James Walton

Riveting and heart-wrenching: BBC1’s Time reviewed

Plus: the scenery really does play a blinder in BBC1's Shetland

A heart-wrenchingly effective portrait of life in a female prison: BBC1’s new season of Time. Credit: BBC Studios/Sally Mais 
issue 04 November 2023

‘Only with women’ is a phrase used by more cynical TV types for a show that takes something that’s been done before with men, but by changing the gender of the characters can pose as ground-breaking. It sprang to mind this week when both of BBC1’s big new dramas unblushingly took the only-with-women approach; the problem for the cynics being that the programmes themselves are rather good.

Or, in the case of Time, overwhelmingly so. Jimmy McGovern’s original 2021 series – a heart-wrenchingly effective portrait of life in a male prison – deservedly won a Bafta. Now he’s back to give us a heart-wrenchingly effective portrait of life in a female one.

McGovern keeps us riveted with a horror that’s all the more horrifying for being so believable

Sunday’s episode began with a standard chaotic-family-breakfast scene, as Orla (Jodie Whittaker) buttered toast like a good ’un and made sure that her children had their PE kits. But she was next shown in a police van going to HMP Carlingford, where she’d been sentenced for six months for ‘fiddling the lecky’.

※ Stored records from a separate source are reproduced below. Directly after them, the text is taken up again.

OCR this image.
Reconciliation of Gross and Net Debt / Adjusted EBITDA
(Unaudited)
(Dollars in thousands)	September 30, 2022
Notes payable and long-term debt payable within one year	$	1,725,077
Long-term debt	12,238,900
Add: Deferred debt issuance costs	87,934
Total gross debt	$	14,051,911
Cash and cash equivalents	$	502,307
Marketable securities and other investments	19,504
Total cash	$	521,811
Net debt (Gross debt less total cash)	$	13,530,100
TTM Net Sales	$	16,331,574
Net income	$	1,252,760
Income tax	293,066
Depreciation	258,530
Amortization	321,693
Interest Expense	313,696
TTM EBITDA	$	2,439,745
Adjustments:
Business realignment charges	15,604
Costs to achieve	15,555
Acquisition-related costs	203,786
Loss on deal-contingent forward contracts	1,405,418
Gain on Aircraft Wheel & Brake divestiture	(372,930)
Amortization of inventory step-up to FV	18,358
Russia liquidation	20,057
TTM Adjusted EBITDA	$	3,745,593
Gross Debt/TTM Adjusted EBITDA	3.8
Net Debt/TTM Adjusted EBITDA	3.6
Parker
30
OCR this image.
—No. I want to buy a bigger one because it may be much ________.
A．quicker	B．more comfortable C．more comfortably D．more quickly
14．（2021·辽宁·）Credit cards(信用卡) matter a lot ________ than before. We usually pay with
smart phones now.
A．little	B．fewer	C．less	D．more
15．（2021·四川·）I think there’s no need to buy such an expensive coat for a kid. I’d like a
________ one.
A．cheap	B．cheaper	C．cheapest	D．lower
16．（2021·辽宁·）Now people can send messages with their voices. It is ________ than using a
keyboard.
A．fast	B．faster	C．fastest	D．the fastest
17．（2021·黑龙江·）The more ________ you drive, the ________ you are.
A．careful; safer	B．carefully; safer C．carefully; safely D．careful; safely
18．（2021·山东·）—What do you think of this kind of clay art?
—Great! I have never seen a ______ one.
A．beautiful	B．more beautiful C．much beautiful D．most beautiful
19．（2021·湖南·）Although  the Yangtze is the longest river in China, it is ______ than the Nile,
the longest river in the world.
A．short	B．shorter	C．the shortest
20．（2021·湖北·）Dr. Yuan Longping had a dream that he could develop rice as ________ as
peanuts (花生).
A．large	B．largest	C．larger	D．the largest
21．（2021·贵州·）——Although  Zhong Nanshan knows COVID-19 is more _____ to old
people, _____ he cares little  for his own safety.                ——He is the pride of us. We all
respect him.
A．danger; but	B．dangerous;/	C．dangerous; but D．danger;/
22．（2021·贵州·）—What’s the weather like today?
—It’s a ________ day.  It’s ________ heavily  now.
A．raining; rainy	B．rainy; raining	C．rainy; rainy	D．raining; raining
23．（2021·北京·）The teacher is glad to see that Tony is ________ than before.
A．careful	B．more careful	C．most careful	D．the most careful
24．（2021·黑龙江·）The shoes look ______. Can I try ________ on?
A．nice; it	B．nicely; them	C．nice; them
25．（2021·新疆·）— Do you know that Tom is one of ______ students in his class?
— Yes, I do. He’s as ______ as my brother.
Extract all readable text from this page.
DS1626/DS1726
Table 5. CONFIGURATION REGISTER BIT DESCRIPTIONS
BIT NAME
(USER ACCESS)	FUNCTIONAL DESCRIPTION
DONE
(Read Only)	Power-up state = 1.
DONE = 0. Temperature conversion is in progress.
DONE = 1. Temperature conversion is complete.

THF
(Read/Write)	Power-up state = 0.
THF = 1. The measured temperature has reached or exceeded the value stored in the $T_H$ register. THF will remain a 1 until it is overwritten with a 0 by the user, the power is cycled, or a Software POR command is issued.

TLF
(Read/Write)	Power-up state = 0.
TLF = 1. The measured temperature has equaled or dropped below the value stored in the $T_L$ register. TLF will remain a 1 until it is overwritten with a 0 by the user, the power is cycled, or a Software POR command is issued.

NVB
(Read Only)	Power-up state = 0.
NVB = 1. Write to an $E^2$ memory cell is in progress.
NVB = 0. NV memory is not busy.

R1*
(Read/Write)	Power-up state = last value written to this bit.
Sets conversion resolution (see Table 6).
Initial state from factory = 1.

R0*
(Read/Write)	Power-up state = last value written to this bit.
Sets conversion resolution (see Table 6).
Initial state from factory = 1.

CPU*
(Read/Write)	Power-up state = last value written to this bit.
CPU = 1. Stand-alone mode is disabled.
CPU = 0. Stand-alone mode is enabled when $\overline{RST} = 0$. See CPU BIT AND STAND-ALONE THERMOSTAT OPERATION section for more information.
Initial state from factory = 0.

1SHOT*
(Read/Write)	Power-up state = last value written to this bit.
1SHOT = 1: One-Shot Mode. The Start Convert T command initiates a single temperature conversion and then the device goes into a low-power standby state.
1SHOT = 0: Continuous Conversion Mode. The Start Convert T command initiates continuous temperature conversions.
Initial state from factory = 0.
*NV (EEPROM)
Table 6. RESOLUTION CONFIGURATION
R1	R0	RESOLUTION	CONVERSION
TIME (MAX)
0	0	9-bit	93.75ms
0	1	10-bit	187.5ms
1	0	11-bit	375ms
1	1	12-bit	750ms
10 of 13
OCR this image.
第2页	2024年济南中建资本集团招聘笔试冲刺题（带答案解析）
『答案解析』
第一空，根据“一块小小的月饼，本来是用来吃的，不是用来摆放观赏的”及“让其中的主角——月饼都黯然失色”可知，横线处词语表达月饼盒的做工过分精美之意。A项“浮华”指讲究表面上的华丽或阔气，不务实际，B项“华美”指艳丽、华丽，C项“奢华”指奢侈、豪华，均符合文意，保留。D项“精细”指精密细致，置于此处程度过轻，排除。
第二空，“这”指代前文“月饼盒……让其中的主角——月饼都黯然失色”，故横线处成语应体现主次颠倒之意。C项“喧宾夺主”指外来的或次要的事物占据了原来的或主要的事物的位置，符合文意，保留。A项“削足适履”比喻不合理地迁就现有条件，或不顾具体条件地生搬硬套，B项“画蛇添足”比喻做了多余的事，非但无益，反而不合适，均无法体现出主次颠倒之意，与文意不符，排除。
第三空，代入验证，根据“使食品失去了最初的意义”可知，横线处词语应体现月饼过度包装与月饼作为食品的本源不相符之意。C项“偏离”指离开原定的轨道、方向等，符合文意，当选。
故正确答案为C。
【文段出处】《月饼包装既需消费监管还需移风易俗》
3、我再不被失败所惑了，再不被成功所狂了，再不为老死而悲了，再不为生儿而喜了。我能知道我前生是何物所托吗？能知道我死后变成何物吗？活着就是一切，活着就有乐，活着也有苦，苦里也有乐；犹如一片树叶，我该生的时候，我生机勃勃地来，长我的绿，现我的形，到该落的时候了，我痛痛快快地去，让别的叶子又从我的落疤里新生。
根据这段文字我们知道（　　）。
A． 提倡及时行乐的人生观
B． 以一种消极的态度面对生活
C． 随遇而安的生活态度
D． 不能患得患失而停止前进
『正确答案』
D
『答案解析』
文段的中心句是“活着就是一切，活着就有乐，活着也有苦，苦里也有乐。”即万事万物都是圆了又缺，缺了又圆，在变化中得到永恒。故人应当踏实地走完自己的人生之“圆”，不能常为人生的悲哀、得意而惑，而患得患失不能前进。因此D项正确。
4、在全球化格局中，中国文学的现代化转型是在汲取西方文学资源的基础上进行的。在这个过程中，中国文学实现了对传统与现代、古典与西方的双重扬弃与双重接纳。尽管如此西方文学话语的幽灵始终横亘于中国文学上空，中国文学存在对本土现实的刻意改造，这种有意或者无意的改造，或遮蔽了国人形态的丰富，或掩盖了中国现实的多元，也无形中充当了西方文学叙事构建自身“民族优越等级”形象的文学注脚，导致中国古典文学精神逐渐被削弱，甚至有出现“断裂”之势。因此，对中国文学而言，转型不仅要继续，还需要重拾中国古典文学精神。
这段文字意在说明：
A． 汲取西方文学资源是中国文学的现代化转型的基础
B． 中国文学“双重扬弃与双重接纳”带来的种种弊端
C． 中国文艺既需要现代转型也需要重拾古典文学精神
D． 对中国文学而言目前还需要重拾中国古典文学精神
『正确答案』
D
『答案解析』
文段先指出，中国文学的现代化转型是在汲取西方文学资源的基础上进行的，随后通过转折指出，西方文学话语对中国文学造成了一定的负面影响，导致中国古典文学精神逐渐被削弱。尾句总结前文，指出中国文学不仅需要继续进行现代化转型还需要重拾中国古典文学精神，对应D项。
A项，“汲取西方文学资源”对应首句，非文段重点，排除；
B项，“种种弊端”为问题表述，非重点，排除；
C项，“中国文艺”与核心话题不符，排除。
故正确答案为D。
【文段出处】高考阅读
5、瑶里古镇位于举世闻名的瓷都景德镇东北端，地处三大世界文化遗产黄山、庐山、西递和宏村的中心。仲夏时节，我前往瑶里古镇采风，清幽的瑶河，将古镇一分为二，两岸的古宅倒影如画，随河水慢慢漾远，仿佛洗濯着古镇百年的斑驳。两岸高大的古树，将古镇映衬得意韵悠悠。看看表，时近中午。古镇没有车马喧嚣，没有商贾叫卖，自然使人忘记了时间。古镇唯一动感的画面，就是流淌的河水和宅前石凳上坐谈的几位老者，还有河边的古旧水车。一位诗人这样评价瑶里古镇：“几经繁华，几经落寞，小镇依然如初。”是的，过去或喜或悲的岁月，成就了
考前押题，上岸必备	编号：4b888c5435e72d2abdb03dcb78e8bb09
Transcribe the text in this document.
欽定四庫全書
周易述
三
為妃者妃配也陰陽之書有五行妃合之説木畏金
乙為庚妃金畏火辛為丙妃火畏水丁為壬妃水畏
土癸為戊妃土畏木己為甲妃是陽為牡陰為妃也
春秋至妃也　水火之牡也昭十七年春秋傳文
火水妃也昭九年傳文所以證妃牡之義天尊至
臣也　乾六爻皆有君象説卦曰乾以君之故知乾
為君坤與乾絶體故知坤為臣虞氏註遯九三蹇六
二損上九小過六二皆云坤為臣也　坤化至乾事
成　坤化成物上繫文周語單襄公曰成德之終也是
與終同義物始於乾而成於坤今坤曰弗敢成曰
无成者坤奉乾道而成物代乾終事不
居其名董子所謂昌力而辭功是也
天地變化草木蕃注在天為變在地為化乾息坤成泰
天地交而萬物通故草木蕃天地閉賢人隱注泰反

From what we see here, the set-up in women’s prisons is markedly less brutal than in men’s, with 24-hour access to a kitchen and TV lounge. The same, however, can’t be said of McGovern’s writing. Certainly, any viewers wondering if he might go a little gentler here – the dramatic equivalent of bowling underarm to the ladies – didn’t have to wonder for long.

Because she hadn’t expected that her court appearance would lead to jail, Orla didn’t have the sanitary products that she soon vividly needed. Shorn of her phone and the numbers in it, she had little choice but to leave her children with her alcoholic mother: a choice that duly ended with them being taken into care.

Meanwhile, she met her two cell mates.